One of the interesting commonalities among the Market Wizards interviewed by Jack Schwager is that many suffered blow ups early in their careers.  Those implosions turned into important lessons that shaped their future success.  Their success came, not just from winning, but from turning the downs in their trading into ups.  Without the failures, they would not have achieved their successes.

I find this is true in relationships as well.  It sometimes takes a seriously failed relationship to teach a person what they truly need in a good relationship.  Many a happy marriage has been preceded by an unhappy prior relationship.  The same is often found in career development.  One doesn't find the right direction until pursuing some wrong ones.  The downs in life provide fuel for the ups.  That is part of being alive.
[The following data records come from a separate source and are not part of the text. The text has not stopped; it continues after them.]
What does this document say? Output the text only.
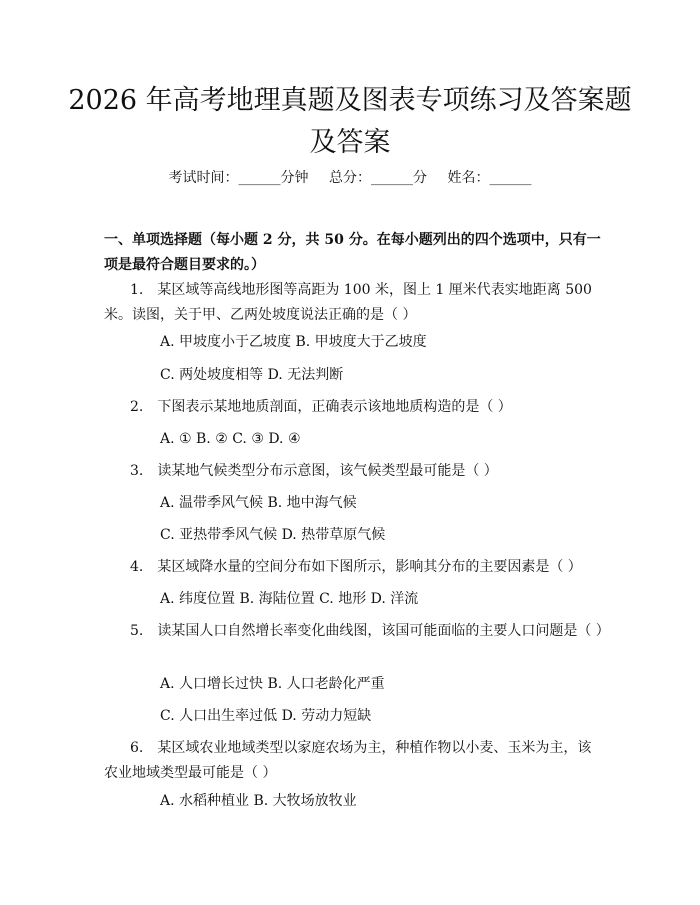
2026 年高考地理真题及图表专项练习及答案题及答案
考试时间：______分钟 总分：______分 姓名：______

一、单项选择题（每小题 2 分，共 50 分。在每小题列出的四个选项中，只有一项是最符合题目要求的。）

1.　某区域等高线地形图等高距为 100 米，图上 1 厘米代表实地距离 500 米。读图，关于甲、乙两处坡度说法正确的是（ ）

A. 甲坡度小于乙坡度 B. 甲坡度大于乙坡度

C. 两处坡度相等 D. 无法判断

2.　下图表示某地地质剖面，正确表示该地地质构造的是（ ）

A. ① B. ② C. ③ D. ④

3.　读某地气候类型分布示意图，该气候类型最可能是（ ）

A. 温带季风气候 B. 地中海气候

C. 亚热带季风气候 D. 热带草原气候

4.　某区域降水量的空间分布如下图所示，影响其分布的主要因素是（ ）

A. 纬度位置 B. 海陆位置 C. 地形 D. 洋流

5.　读某国人口自然增长率变化曲线图，该国可能面临的主要人口问题是（ ）

A. 人口增长过快 B. 人口老龄化严重

C. 人口出生率过低 D. 劳动力短缺

6.　某区域农业地域类型以家庭农场为主，种植作物以小麦、玉米为主，该农业地域类型最可能是（ ）

A. 水稻种植业 B. 大牧场放牧业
Here's a great exercise for your trading journal.  Divide the page into three columns:

In the first column of the journal entry, identify your greatest trading failure during the past week.  Was it a missed opportunity that your process should have picked up?  Was it a trade taken that truly lacked an edge?  Was it poor implementation of a good idea or an idea that you simply took from the crowd?  

In the second column, assess the consequences of that trading failure?  How much did that failure cost you?  In actual losses?  In lost opportunity?  In your mood or focus?  In subsequent bad trading?  We don't change our patterns unless we sustain awareness of their costs.  When we emotionally recognize the consequences of our actions, we find the motivation to make changes.
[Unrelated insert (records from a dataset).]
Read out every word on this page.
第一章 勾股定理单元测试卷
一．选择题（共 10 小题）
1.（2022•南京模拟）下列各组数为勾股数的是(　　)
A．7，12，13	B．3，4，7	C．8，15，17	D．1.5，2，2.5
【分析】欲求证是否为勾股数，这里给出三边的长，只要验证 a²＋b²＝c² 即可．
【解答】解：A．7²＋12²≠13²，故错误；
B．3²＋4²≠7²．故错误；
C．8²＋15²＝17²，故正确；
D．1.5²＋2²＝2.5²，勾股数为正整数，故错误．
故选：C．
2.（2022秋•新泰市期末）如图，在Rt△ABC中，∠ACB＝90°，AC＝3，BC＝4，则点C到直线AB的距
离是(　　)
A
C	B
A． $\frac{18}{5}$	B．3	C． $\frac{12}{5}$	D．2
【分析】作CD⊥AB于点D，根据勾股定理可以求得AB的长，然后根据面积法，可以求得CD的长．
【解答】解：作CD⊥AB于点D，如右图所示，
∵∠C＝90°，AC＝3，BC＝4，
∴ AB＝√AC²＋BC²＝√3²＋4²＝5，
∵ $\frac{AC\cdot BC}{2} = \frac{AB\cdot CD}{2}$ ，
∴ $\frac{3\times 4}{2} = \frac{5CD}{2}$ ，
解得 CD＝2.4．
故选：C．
In the third column, clearly formulate a plan of action for correcting that trading failure over the coming week.  This becomes your mandate, your overarching goal for the week.  You will assess the success of the week based upon your ability to turn trading defeats into your development as a trader.

Imagine sustaining such a journal project for an entire year.

Imagine a parallel project for improving yourself as a spouse, as a parent, or as a professional in your work.

Turning failure into success fuels growth.  Continuously turning failure into success fuels resilience.  This journal exercise, over time, builds the spirit as well as the performance.